梅雨はあっという間に終わり、さんさんと陽が照っている。いい水浴び日和だ。
翌日からプール開きがあり、昼食を終え昼の授業は体育でBクラスと合同でプール。
水泳の授業のはずだが、ほとんどが自由時間で今もこうして俺は、端っこで上半身を預けぷかぷかと水中を浮いている。あーきもちいい。
「ちょっとシノ~さっきの話の続きなんだけど!!」
「あ、あーだこーだで朝も麻婆茄子は食べてくれたから、そこまで怒ってないんだけどね。

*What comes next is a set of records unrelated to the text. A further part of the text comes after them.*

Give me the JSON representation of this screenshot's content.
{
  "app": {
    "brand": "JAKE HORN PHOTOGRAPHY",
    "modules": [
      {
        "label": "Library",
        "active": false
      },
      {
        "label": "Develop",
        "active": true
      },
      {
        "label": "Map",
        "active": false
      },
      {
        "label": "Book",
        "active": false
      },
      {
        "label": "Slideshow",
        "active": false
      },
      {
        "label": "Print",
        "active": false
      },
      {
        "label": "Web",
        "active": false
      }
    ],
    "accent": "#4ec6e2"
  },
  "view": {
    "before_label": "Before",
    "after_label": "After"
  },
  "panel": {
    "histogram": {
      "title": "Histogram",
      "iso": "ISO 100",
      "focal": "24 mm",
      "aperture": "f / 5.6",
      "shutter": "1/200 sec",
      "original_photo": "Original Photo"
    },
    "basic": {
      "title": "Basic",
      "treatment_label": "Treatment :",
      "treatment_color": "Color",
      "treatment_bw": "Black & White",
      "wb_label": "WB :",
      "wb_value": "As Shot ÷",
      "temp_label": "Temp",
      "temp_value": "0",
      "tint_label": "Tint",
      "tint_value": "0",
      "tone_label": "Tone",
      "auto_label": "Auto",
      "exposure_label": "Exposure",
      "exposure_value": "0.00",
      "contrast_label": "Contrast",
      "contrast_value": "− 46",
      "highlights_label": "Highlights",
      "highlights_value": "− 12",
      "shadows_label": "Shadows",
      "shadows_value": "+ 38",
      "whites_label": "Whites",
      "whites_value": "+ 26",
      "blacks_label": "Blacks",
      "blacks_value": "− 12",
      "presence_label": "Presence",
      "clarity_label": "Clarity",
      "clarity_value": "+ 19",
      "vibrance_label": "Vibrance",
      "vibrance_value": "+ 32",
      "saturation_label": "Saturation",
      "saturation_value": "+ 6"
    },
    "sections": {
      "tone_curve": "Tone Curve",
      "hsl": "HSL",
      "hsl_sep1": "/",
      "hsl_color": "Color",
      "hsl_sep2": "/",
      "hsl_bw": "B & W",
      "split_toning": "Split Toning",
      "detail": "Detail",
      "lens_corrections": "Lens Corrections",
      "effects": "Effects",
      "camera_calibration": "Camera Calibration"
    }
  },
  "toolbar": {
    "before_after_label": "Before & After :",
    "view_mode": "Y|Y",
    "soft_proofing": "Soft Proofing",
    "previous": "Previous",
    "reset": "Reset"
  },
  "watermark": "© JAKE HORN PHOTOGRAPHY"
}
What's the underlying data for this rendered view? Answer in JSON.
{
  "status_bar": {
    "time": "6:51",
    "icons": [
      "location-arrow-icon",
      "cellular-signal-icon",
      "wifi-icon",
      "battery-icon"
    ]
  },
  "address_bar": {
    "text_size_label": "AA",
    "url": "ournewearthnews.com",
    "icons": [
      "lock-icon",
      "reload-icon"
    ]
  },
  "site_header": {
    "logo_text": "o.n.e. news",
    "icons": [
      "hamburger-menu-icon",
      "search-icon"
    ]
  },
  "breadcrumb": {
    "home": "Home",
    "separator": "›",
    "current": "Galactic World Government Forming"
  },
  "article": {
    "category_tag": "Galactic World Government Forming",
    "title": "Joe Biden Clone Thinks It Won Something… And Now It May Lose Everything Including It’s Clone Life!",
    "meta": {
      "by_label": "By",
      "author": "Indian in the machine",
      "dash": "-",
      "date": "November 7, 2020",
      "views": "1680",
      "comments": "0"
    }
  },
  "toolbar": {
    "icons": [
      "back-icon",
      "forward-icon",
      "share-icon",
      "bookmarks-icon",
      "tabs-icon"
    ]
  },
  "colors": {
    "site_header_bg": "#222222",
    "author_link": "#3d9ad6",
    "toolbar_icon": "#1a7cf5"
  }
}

今日は観月の好きなものに…」
「その話じゃなくて!!雅貴のこと~!!!」
呆れて、矢沼のトーンが変わった。怒るのも疲れたって顔してる、かわいい。
間名くんも可愛かったけど、やっぱり矢沼は男子校の花ってだけあるなー。今もBクラスの人が上半身露にしてる矢沼を遠目で見てる、そして俺は睨まれる。
すまんな、矢沼は独占させてもらう。
ふふん、と優越感に浸っていたいが
これ以上矢沼の機嫌を悪くしたくもないので本題に入る。
「間名くんと湯田がどんな話してたかとかは湯田に聞いてないから知らない。けど好意はあるみたい」
「それで?宣戦布告されたの?それなのに白旗上げたの?だめでしょ、シノ~」
白旗をあげたつもりはなかったが、日曜日の出来事を洗いざらい話したら矢沼にはそう捉えられた。